請求できる内容は、1.労働時間の長さの変更、2.就労時刻の変更、3.在宅勤務。約370万人が対象になり、労働力人口の15%がこの資格を得るものとみられる。
従業員からフレックス勤務を要求された場合、事業主側は、1. 追加費用の負担が生じる、2.顧客需要への対応能力に障害が生じる、3.現存のスタッフ間で職務を分担できない、4.追加スタッフを雇用できない、5.品質を維持できない、6.企業の業績に負の影響が生じる、7.当該従業員の希望する就労期間では十分に職務を果たせない、8.企業組織の抜本的な再編が計画されている、の8項目の理由で請求を拒否できる。

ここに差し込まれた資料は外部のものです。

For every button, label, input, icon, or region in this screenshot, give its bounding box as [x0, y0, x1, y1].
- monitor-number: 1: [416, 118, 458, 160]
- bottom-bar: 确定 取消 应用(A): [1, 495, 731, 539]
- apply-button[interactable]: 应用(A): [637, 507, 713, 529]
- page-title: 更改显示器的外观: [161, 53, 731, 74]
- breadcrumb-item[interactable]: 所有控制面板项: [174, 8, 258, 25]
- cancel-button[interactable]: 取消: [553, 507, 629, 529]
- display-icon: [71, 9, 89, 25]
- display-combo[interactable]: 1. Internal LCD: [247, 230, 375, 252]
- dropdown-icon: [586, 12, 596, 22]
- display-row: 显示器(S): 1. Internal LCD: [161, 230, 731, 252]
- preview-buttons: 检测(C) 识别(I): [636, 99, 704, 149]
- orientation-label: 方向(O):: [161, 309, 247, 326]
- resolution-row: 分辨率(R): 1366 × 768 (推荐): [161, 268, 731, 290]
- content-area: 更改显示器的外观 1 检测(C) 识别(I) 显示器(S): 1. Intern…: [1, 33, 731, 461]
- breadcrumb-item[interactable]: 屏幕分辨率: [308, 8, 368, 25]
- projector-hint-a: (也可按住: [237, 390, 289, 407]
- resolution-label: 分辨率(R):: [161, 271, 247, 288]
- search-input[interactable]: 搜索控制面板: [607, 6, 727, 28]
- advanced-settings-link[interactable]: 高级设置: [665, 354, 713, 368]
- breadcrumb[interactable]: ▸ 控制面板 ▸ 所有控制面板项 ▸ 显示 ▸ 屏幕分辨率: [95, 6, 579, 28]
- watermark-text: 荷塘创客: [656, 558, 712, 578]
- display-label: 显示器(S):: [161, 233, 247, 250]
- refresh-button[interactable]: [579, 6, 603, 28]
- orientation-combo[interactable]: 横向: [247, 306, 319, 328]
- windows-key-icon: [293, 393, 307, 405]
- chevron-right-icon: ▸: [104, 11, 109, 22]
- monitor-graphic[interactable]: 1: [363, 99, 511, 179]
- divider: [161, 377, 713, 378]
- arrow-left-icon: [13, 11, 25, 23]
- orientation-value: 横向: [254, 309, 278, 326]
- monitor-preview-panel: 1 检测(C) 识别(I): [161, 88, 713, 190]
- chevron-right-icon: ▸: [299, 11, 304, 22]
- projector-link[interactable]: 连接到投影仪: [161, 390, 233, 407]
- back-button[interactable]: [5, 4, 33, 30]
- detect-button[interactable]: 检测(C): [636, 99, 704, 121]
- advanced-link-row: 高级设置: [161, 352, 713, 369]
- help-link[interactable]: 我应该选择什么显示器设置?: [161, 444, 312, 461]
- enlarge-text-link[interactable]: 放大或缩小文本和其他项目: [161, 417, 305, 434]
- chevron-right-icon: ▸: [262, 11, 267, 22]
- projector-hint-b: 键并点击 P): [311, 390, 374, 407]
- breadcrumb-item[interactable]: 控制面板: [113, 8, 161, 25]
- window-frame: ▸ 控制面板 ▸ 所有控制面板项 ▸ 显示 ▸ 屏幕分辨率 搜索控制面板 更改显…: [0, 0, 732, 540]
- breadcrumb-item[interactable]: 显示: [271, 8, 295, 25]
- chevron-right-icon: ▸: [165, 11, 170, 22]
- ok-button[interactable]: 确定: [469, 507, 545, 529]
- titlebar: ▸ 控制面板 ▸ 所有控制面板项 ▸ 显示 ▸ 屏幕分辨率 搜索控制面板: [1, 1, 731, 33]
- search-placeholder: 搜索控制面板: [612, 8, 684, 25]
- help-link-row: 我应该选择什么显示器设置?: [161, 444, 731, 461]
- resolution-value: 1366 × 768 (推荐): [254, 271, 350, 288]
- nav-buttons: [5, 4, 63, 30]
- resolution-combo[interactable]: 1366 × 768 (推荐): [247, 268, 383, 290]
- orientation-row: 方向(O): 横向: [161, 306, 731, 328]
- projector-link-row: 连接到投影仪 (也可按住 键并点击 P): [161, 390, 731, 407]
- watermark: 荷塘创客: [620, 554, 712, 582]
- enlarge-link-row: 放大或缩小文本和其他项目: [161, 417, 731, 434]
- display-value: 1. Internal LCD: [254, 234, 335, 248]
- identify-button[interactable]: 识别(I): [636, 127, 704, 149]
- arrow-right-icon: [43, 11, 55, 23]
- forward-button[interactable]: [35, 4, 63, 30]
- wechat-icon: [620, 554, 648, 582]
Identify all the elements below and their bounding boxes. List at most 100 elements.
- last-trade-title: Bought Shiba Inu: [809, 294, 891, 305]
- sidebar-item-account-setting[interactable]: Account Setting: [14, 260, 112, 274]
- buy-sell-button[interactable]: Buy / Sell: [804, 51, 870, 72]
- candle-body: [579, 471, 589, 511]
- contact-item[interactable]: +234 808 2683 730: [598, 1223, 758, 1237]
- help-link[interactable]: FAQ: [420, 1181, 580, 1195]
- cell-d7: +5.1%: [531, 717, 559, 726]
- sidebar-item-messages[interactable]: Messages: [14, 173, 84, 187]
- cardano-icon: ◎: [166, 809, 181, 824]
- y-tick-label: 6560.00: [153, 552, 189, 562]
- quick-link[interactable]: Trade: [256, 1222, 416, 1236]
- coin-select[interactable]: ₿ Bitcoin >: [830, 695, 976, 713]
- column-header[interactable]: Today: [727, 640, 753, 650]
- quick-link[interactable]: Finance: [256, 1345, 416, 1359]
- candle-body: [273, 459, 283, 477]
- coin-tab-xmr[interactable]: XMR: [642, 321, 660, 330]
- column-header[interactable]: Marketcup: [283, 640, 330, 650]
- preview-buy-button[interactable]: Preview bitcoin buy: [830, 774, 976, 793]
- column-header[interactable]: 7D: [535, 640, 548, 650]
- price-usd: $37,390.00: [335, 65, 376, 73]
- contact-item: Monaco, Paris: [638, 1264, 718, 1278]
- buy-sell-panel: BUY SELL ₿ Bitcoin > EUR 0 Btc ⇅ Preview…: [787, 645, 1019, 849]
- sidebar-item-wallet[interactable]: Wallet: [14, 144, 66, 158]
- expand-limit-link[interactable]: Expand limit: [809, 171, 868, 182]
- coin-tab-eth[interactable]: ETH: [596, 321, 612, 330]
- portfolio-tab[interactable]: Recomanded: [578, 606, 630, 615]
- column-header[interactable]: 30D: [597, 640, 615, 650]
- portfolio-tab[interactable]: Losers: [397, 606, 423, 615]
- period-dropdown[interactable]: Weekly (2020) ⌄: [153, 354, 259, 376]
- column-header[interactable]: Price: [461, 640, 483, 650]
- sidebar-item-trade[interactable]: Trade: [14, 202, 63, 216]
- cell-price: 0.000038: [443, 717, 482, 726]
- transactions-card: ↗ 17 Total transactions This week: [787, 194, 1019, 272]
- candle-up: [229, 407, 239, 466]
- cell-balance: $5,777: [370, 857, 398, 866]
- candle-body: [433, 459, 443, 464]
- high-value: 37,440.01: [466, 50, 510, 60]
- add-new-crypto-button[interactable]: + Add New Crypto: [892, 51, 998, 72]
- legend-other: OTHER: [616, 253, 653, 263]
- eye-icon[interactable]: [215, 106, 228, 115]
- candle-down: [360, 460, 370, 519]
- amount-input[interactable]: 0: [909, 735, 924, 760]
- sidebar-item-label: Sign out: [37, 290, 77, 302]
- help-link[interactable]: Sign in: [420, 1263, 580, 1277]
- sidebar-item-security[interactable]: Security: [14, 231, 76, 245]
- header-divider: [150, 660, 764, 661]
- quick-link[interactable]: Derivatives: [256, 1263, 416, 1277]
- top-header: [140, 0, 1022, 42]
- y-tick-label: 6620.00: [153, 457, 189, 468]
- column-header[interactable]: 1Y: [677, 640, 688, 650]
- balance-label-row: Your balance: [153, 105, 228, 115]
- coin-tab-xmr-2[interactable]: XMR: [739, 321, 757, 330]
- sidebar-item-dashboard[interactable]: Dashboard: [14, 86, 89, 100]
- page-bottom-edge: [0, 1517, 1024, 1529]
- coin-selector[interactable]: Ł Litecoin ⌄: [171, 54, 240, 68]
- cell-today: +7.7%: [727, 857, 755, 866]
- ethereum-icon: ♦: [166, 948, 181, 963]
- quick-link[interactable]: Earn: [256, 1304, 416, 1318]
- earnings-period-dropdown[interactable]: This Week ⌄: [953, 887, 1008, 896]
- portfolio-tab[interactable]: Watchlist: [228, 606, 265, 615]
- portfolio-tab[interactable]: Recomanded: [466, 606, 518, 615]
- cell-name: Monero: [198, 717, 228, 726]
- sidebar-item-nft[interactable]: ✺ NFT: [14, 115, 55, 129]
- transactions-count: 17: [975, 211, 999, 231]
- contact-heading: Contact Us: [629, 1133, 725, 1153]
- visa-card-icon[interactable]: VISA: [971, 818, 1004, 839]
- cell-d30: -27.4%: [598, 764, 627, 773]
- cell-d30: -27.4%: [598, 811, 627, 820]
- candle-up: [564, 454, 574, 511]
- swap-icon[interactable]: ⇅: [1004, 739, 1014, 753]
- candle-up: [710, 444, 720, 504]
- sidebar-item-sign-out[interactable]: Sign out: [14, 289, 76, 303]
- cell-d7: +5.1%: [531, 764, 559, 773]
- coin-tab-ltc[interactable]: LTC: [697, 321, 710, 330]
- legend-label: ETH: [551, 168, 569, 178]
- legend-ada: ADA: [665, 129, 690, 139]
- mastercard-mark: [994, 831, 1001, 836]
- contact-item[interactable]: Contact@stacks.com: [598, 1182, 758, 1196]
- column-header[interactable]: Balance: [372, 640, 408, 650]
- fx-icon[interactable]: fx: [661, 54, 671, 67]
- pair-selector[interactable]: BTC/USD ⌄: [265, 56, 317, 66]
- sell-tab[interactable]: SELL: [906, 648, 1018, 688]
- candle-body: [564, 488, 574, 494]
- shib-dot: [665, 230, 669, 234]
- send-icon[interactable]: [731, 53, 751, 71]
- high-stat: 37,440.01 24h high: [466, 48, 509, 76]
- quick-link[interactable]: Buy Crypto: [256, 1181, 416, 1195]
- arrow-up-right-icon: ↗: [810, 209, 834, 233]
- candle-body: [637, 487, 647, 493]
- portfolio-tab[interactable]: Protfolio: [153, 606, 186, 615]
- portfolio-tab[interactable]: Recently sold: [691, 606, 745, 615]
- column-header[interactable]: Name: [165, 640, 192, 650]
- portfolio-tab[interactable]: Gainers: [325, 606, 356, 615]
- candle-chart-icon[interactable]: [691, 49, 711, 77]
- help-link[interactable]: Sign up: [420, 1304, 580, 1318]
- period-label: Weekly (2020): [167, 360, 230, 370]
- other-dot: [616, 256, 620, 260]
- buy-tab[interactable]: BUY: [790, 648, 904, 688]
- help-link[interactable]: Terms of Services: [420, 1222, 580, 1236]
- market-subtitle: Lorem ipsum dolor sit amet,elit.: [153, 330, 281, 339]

手続きの流れについては、従業員が、どのようなフレックス勤務体制を希望するか、変更を開始する期日、世話をする子供との関係などを明らかにした書面を提出し、提出後28日以内に、雇用主と従業員との間で希望する勤務体制について話し合いがなされる。話し合いから14日以内に、雇用主は要求の許諾について従業員に書面で通知する。
この法律は、現政権が導入した法律の中で最も影響が大きなものであり、また、事業主に多大な影響を与えるという見方もある。貿易産業省の調査「Work-Life Balance 2003」によると、現在フレックス勤務をしていない労働者のうち、49%がフレックス勤務をしたいとしており、36%以上が労働時間を短くしたいとしている。また4000人の求職者を対象とした別の調査でも6歳未満の子供をもつ親の77%は、新しい仕事を選ぶ際にワークライフバランスは重要な要素であると回答していることからも、従業員はこの権利の行使に期待をしていると考えられる。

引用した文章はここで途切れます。